Commençons par aborder l’aquarelle
occidentale. Nous pouvons prendre comme exemple l’aquarelle anglaise, qui s’est
beaucoup développée au cours du XVIIIe siècle. Au lieu de saisir les
sensations fortuites, elle cherche à reproduire la réalité de la manière la
plus fidèle possible. Les aquarellistes tracent d’abord minutieusement le
contour au crayon, puis remplissent les espaces blancs avec diverses couleurs au
pinceau. En un mot, l’aquarelle occidentale est une représentation du réel,
elle cherche à capter l’instant et se focalise, plus particulièrement, sur les
effets de lumière et sur les nuances variées de couleurs.
Toutefois, à la différence de l’aquarelle
occidentale qui est relativement objective, l’aquarelle chinoise, en suivant la
tradition de la peinture à l’encre, insiste davantage sur les sensations
subtiles et la résonance de l’élan spirituel. Les aquarellistes chinois visent
à saisir les expériences vécues et les perceptions sensorielles. D’ailleurs,
afin d’exprimer une forte impression, les éléments secondaires sont supprimés,
permettant ainsi au spectateur de donner libre cours à son imagination. De
plus, en Chine, une œuvre peinte à l’aquarelle contient souvent, à l’instar de
la peinture traditionnelle, des espaces blancs et de vides. Cette technique
ancestrale constitue une caractéristique marquante de l’art pictural chinois.
En résumé, l’aquarelle chinoise, sous l’influence de la peinture à l’encre, met
l’accent non pas sur la reproduction de la réalité, mais sur l’expression des
idées (xieyi) et de la spiritualité[1].
Selon vous, dans quelle mesure l’aquarelle chinoise reflète-elle la fusion de l’art oriental et de l’art occidental ?

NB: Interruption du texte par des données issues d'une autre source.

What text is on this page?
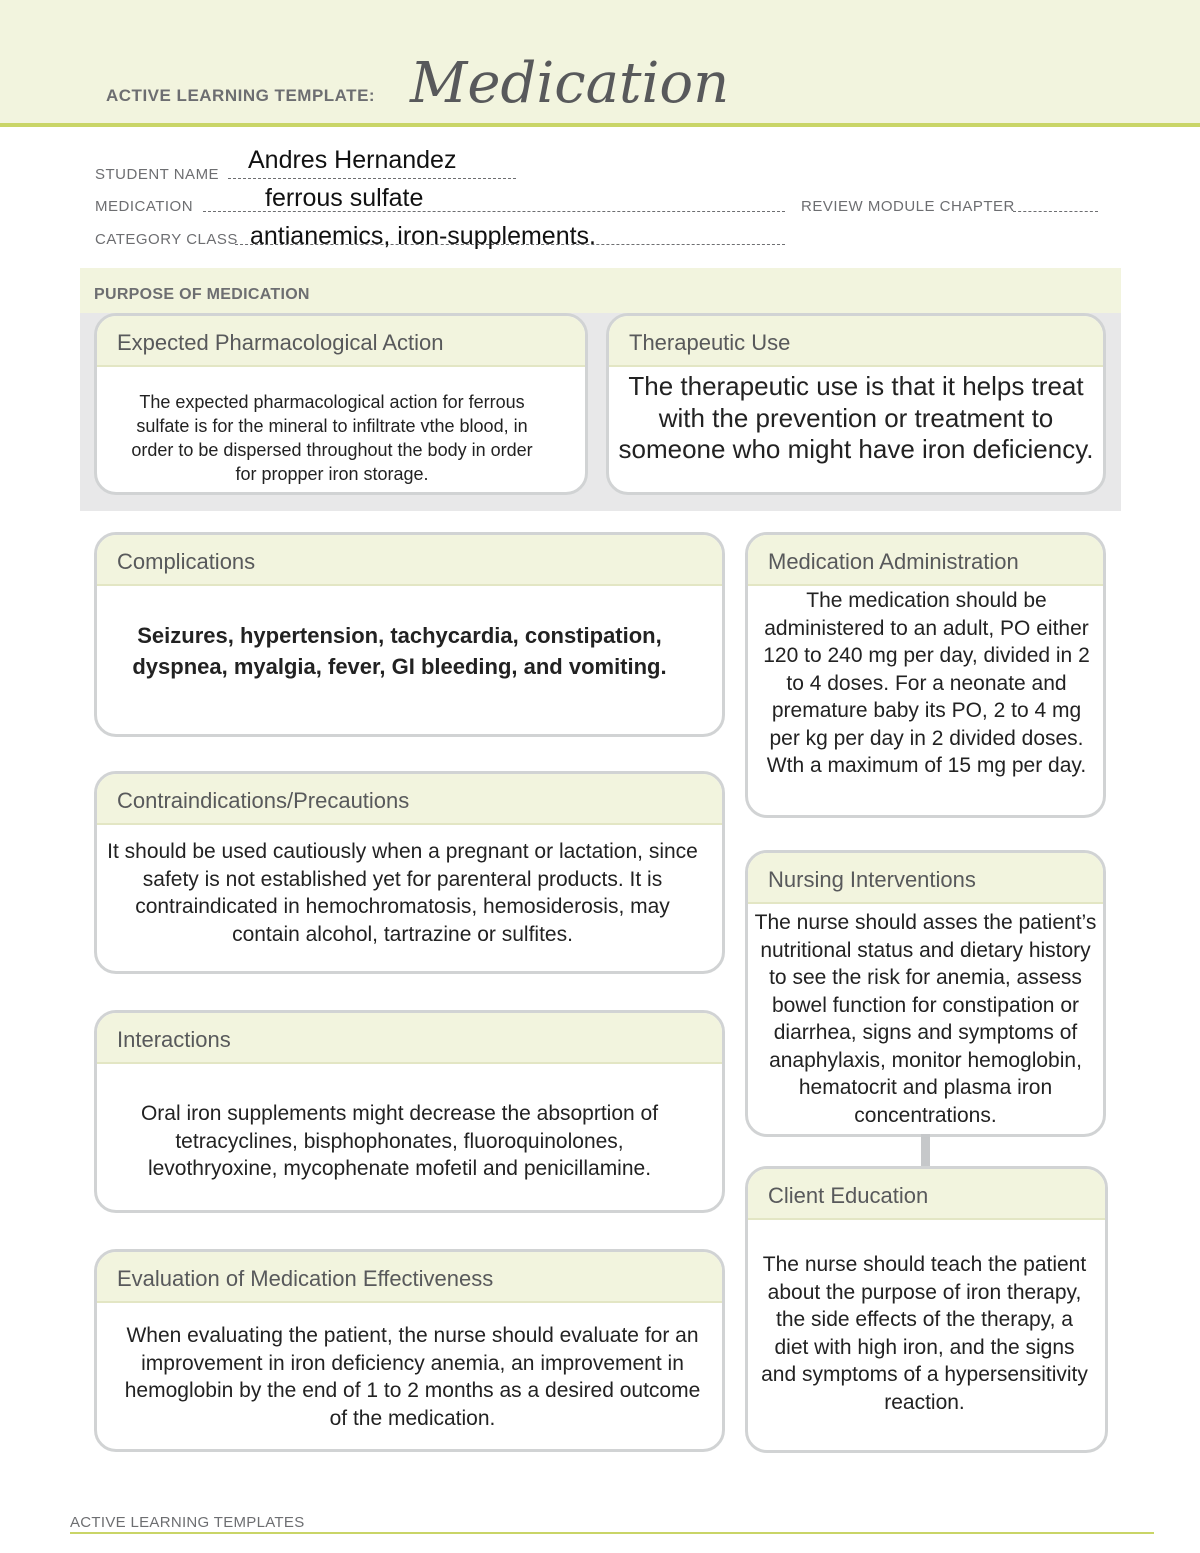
ACTIVE LEARNING TEMPLATE: Medication
STUDENT NAME
Andres Hernandez
MEDICATION	ferrous sulfate	REVIEW MODULE CHAPTER
CATEGORY CLASS antianemics, iron-supplements.
PURPOSE OF MEDICATION
Expected Pharmacological Action
The expected pharmacological action for ferrous sulfate is for the mineral to infiltrate vthe blood, in order to be dispersed throughout the body in order for propper iron storage.
Therapeutic Use
The therapeutic use is that it helps treat with the prevention or treatment to someone who might have iron deficiency.
Complications
Seizures, hypertension, tachycardia, constipation, dyspnea, myalgia, fever, GI bleeding, and vomiting.
Contraindications/Precautions
It should be used cautiously when a pregnant or lactation, since safety is not established yet for parenteral products. It is contraindicated in hemochromatosis, hemosiderosis, may contain alcohol, tartrazine or sulfites.
Interactions
Oral iron supplements might decrease the absoprtion of tetracyclines, bisphophonates, fluoroquinolones, levothryoxine, mycophenate mofetil and penicillamine.
Evaluation of Medication Effectiveness
When evaluating the patient, the nurse should evaluate for an improvement in iron deficiency anemia, an improvement in hemoglobin by the end of 1 to 2 months as a desired outcome of the medication.
Medication Administration
The medication should be administered to an adult, PO either 120 to 240 mg per day, divided in 2 to 4 doses. For a neonate and premature baby its PO, 2 to 4 mg per kg per day in 2 divided doses. Wth a maximum of 15 mg per day.
Nursing Interventions
The nurse should asses the patient’s nutritional status and dietary history to see the risk for anemia, assess bowel function for constipation or diarrhea, signs and symptoms of anaphylaxis, monitor hemoglobin, hematocrit and plasma iron concentrations.
Client Education
The nurse should teach the patient about the purpose of iron therapy, the side effects of the therapy, a diet with high iron, and the signs and symptoms of a hypersensitivity reaction.
ACTIVE LEARNING TEMPLATES
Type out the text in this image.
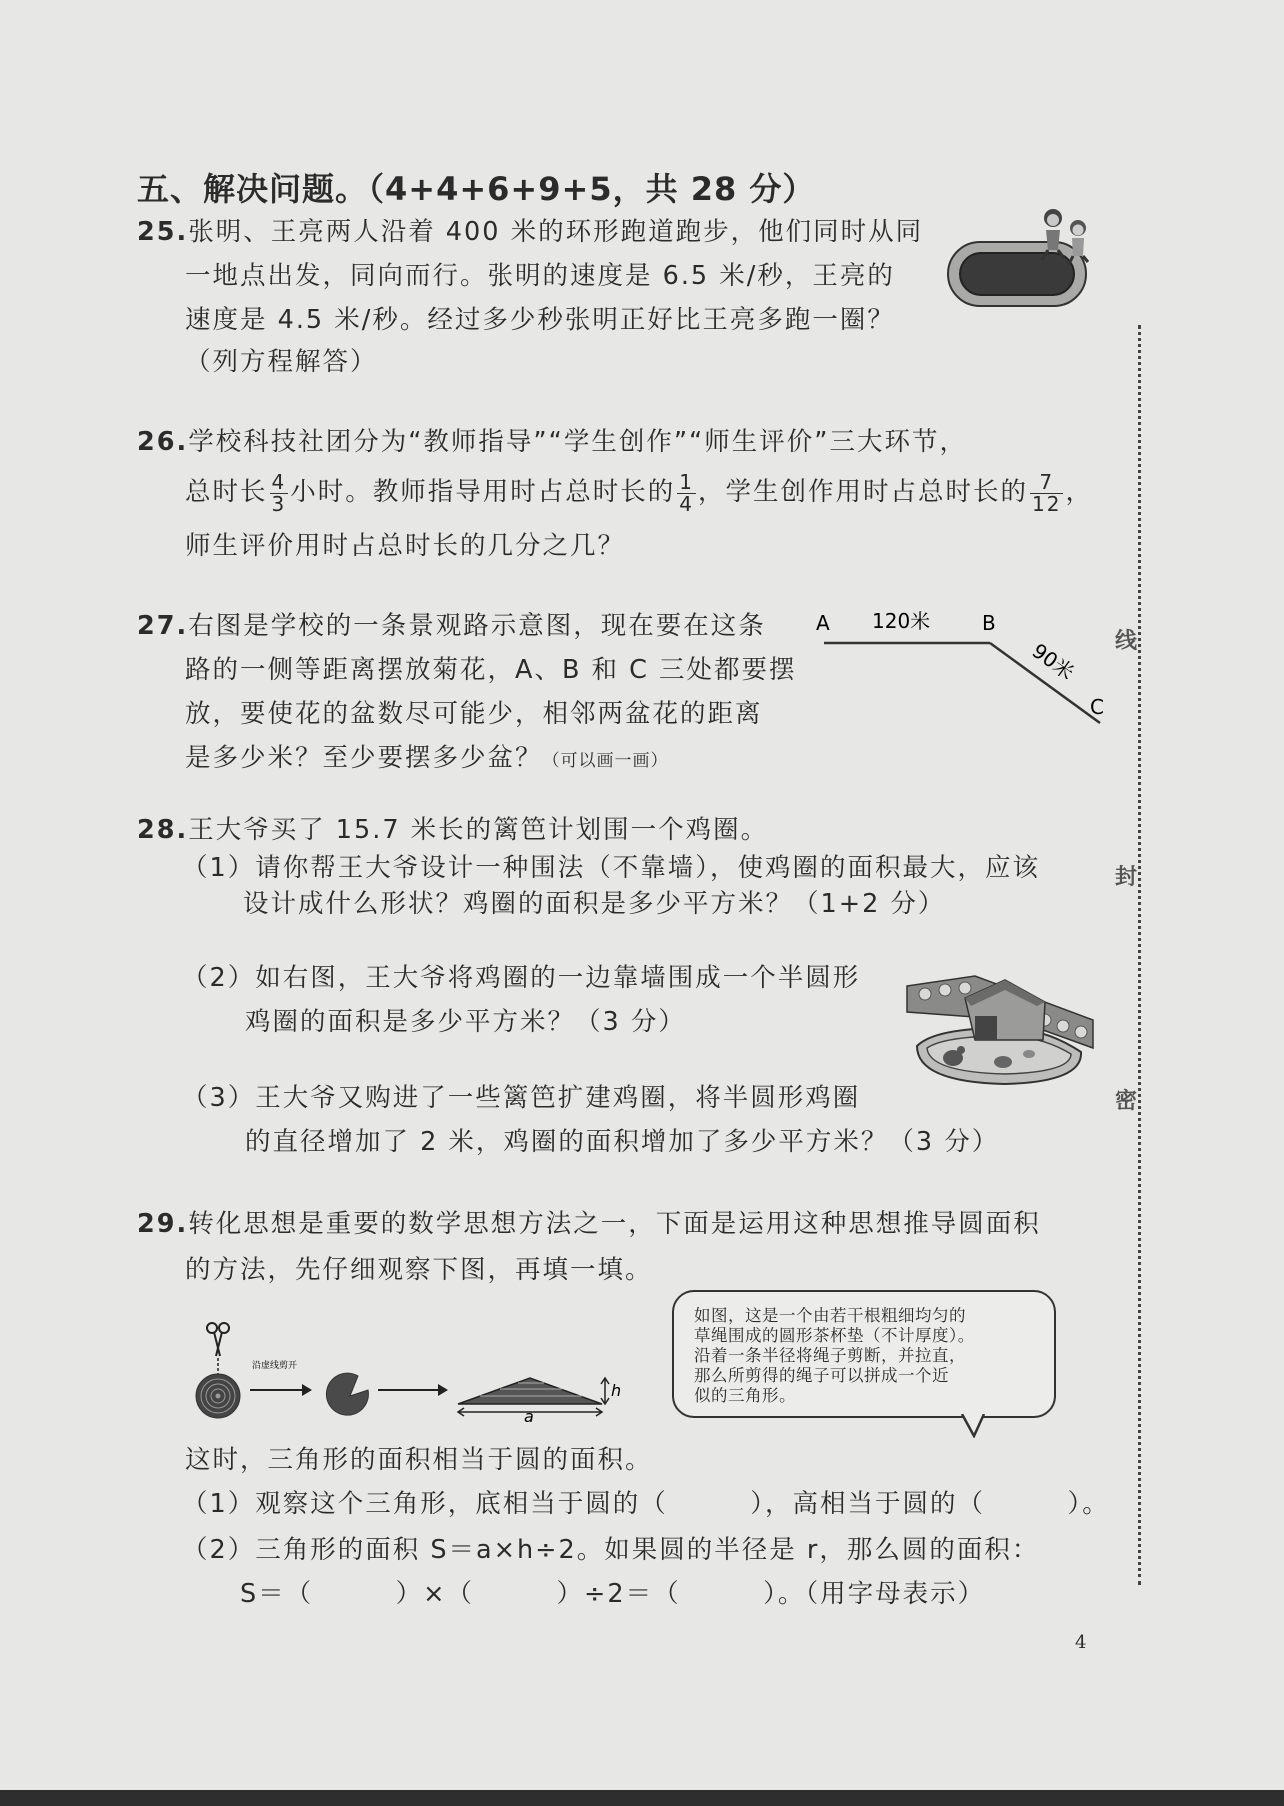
五、解决问题。（4+4+6+9+5，共 28 分）
25.张明、王亮两人沿着 400 米的环形跑道跑步，他们同时从同
一地点出发，同向而行。张明的速度是 6.5 米/秒，王亮的
速度是 4.5 米/秒。经过多少秒张明正好比王亮多跑一圈？
（列方程解答）
26.学校科技社团分为“教师指导”“学生创作”“师生评价”三大环节，
总时长 $\frac{4}{3}$ 小时。教师指导用时占总时长的 $\frac{1}{4}$ ，学生创作用时占总时长的 $\frac{7}{12}$ ，
师生评价用时占总时长的几分之几？
27.右图是学校的一条景观路示意图，现在要在这条
路的一侧等距离摆放菊花，A、B 和 C 三处都要摆
放，要使花的盆数尽可能少，相邻两盆花的距离
是多少米？至少要摆多少盆？（可以画一画）
A	B
C
120米
90米
28.王大爷买了 15.7 米长的篱笆计划围一个鸡圈。
（1）请你帮王大爷设计一种围法（不靠墙），使鸡圈的面积最大，应该
设计成什么形状？鸡圈的面积是多少平方米？（1+2 分）
（2）如右图，王大爷将鸡圈的一边靠墙围成一个半圆形
鸡圈的面积是多少平方米？（3 分）
（3）王大爷又购进了一些篱笆扩建鸡圈，将半圆形鸡圈
的直径增加了 2 米，鸡圈的面积增加了多少平方米？（3 分）
29.转化思想是重要的数学思想方法之一，下面是运用这种思想推导圆面积
的方法，先仔细观察下图，再填一填。
沿虚线剪开
h
a

如图，这是一个由若干根粗细均匀的

草绳围成的圆形茶杯垫（不计厚度）。

沿着一条半径将绳子剪断，并拉直，

那么所剪得的绳子可以拼成一个近

似的三角形。

这时，三角形的面积相当于圆的面积。
（1）观察这个三角形，底相当于圆的（　　　），高相当于圆的（　　　）。
（2）三角形的面积 S＝a×h÷2。如果圆的半径是 r，那么圆的面积：
S＝（　　　）×（　　　）÷2＝（　　　）。（用字母表示）
线
封
密
4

En fait, les arts oriental et occidental
s’éclairent et s’enrichissent mutuellement depuis longtemps. Certains grands
peintres de l’Occident ont apprécié et appliqué les techniques de la peinture
chinoise, pour apporter du dynamisme dans le monde pictural occidental, dominé
par le courant réaliste pendant une longue période. Par exemple, Picasso,
fondateur du cubisme et aussi peintre surréaliste qui a bouleversé l’art du XXe
siècle, vouait également une grande admiration à Qi Baishi, géant de la
peinture chinoise de la même époque. Les artistes contemporains de l’Occident
ne sont plus toujours en quête du réel. Parallèlement, les peintres de notre
pays, en appliquant les techniques de l’aquarelle occidentale, revisitent et
développent l’art pictural chinois. Ainsi, les arts oriental et occidental
coexistent et se complètent en permanence.